The "healthy options" section on this Taco Bell menu says "LEAVE NOW" in human blood?
This gorilla says his biggest strength is strength. But I would have guessed it was sign language. Hired.
Ska bands came from the suburbs because that's where trumpet lessons came from.
Since I started tweeting my coworkers keep asking, "Phil, why don't you say those stupid things anymore?"
"I hate to break it to you." -people who love to break it to you
I just realized that my cat is too smart to be my biological child.
When I die, I hope my family respects my final wish. REANIMATE MY CORPSE.
The potatoes are gone, but not au gratin.
You know the drill.
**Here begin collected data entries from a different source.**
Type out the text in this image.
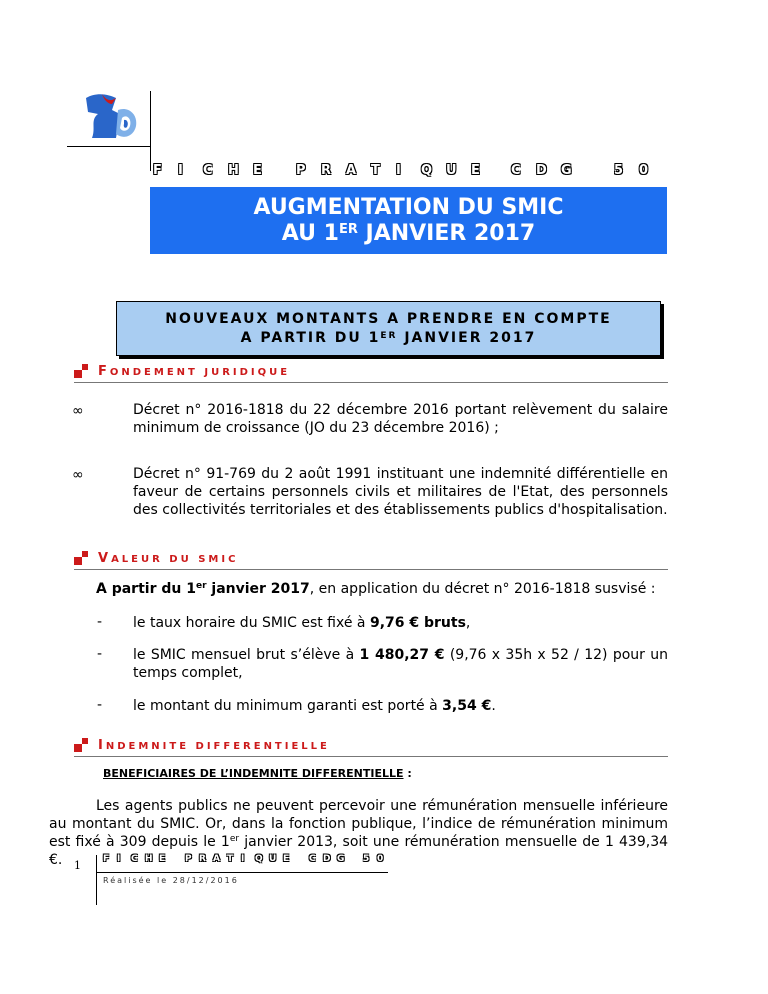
F	I	C	H	E	P	R	A	T	I	Q	U	E	C	D	G	5	0
AUGMENTATION DU SMIC
AU 1ER JANVIER 2017
NOUVEAUX MONTANTS A PRENDRE EN COMPTE
A PARTIR DU 1ER JANVIER 2017
FONDEMENT JURIDIQUE
∞	Décret n° 2016-1818 du 22 décembre 2016 portant relèvement du salaire minimum de croissance (JO du 23 décembre 2016) ;
∞	Décret n° 91-769 du 2 août 1991 instituant une indemnité différentielle en faveur de certains personnels civils et militaires de l'Etat, des personnels des collectivités territoriales et des établissements publics d'hospitalisation.
VALEUR DU SMIC
A partir du 1er janvier 2017, en application du décret n° 2016-1818 susvisé :
- le taux horaire du SMIC est fixé à 9,76 € bruts,
- le SMIC mensuel brut s’élève à 1 480,27 € (9,76 x 35h x 52 / 12) pour un temps complet,
- le montant du minimum garanti est porté à 3,54 €.
INDEMNITE DIFFERENTIELLE
BENEFICIAIRES DE L’INDEMNITE DIFFERENTIELLE :
Les agents publics ne peuvent percevoir une rémunération mensuelle inférieure au montant du SMIC. Or, dans la fonction publique, l’indice de rémunération minimum est fixé à 309 depuis le 1er janvier 2013, soit une rémunération mensuelle de 1 439,34 €.	1 F I	C H E	P R A T I	Q U E	C D G	5 0
Réalisée le 28/12/2016
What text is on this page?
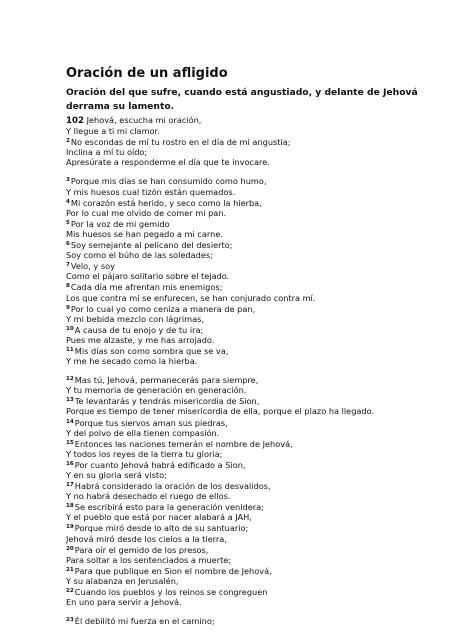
Oración de un afligido

Oración del que sufre, cuando está angustiado, y delante de Jehová derrama su lamento.

102 Jehová, escucha mi oración,
Y llegue a ti mi clamor.
$^2$No escondas de mí tu rostro en el día de mi angustia;
Inclina a mí tu oído;
Apresúrate a responderme el día que te invocare.
$^3$Porque mis días se han consumido como humo,
Y mis huesos cual tizón están quemados.
$^4$Mi corazón está herido, y seco como la hierba,
Por lo cual me olvido de comer mi pan.
$^5$Por la voz de mi gemido
Mis huesos se han pegado a mi carne.
$^6$Soy semejante al pelícano del desierto;
Soy como el búho de las soledades;
$^7$Velo, y soy
Como el pájaro solitario sobre el tejado.
$^8$Cada día me afrentan mis enemigos;
Los que contra mí se enfurecen, se han conjurado contra mí.
$^9$Por lo cual yo como ceniza a manera de pan,
Y mi bebida mezclo con lágrimas,
$^{10}$A causa de tu enojo y de tu ira;
Pues me alzaste, y me has arrojado.
$^{11}$Mis días son como sombra que se va,
Y me he secado como la hierba.
$^{12}$Mas tú, Jehová, permanecerás para siempre,
Y tu memoria de generación en generación.
$^{13}$Te levantarás y tendrás misericordia de Sion,
Porque es tiempo de tener misericordia de ella, porque el plazo ha llegado.
$^{14}$Porque tus siervos aman sus piedras,
Y del polvo de ella tienen compasión.
$^{15}$Entonces las naciones temerán el nombre de Jehová,
Y todos los reyes de la tierra tu gloria;
$^{16}$Por cuanto Jehová habrá edificado a Sion,
Y en su gloria será visto;
$^{17}$Habrá considerado la oración de los desvalidos,
Y no habrá desechado el ruego de ellos.
$^{18}$Se escribirá esto para la generación venidera;
Y el pueblo que está por nacer alabará a JAH,
$^{19}$Porque miró desde lo alto de su santuario;
Jehová miró desde los cielos a la tierra,
$^{20}$Para oír el gemido de los presos,
Para soltar a los sentenciados a muerte;
$^{21}$Para que publique en Sion el nombre de Jehová,
Y su alabanza en Jerusalén,
$^{22}$Cuando los pueblos y los reinos se congreguen
En uno para servir a Jehová.
$^{23}$Él debilitó mi fuerza en el camino;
But let me introduce you to the hammer and table saw.
If your head fell off, because the rain made your neck all soggy, you might be a breadneck.
Best part of being an adult? No bedtime! I've been awake for 5 years!
Spilled red wine all over my goddamn apartment. At least now the carpet matches the grapes.
Skype is for people with at least one clean room.
“I don’t exactly know how quotes work! --I said that thing!”
I carry self help books around to stop people from talking to me. Like 'Eat, Pray, Leprosy' and '7 Habits of Highly Effective Murderers.'
I wrote a short story about a boisterous zoo animal, but it's only a rough giraffe.